Balık tüketimi ve astım arasındaki pozitif ilişkinin mekanizması net olarak bilinmemekle beraber, çalışmalarda balık yağının antijenlere karşı bronkokonstruktör yanıtı arttırdığı belirtilmektedir [53,54].

2.2.7 EPA ve DHA’nın diğer bazı hastalıklara olan sağlık etkisi

Balık yağı tüketiminin akut ve kronik böbrek iltihaplarında tedaviye katkısı bulunduğu, proteinüriye karşı koruyucu etkisi olduğu belirtilmiştir. Hastalarda ω-3 yağ asidi desteğiyle böbrek hastalığı ilerlemesinin azaldığı gösterilmekle beraber bu konuda yapılan çalışmaların arttırılması gerektiği düşünülmektedir [55].

Net olmamakla birlikte ince barsakta uzun zincirli yağ asitlerinin gastrik asit sekrasyonunu inhibe ettiği kabul görmektedir. Yapılan bir çalışmada, balık yağının gastrin uyarımını azaltması nedeniyle gastrik asit sekrasyonunu önemli oranda azaltabildiği gösterilmiştir [56].

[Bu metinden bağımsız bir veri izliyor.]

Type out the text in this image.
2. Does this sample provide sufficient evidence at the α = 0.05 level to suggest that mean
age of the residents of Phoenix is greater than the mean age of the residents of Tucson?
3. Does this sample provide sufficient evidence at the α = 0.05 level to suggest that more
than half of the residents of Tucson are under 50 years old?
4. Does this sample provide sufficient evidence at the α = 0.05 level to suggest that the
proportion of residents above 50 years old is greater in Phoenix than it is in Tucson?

2.3. GLA’nın Besin Değeri ve Sağlık Açısından Önemi

GLA (18:3 n-6; cis,cis,cis-6,9,12-oktadekatrienoik asit) insanlar ve diğer memeli hayvanlarda, linoleik asitin araşidonik asite dönüşümünde ilk ara üründür. Linoleik asitin (18:2 n-6) Δ6-desaturaz enzimi ile desaturasyonu sonucunda oluşur. GLA dihomo-gamma linoleik aside ve müteakiben araşidonik aside dönüşür. Araşidonik asit daha sonra prostaglandin, tromboksan ve lökotrien sınıfı bağışıklık sağlayan ve iltihaplanmayı önleyici hormon benzeri bileşiklerin sentezinde görev alır. Desaturaz enzimi yüksek kolesterollü ve alkol içeren ortamlarda, kanserli yada virüs bulaşmış hücrelerde bozulmaya uğrayabilir, GLA ve GLA’dan oluşan bu hormonların eksikliği önemli derece de bağışıklık sistemini etkiler ve bu asitin diyet yoluyla organizmaya verilmesi gerekir. GLA bu açıdan gerek gıda, gerek sağlık sektöründe oldukça önemi olan bir ω-6 sınıfı çoklu doymamış yağ asitidir [57,58].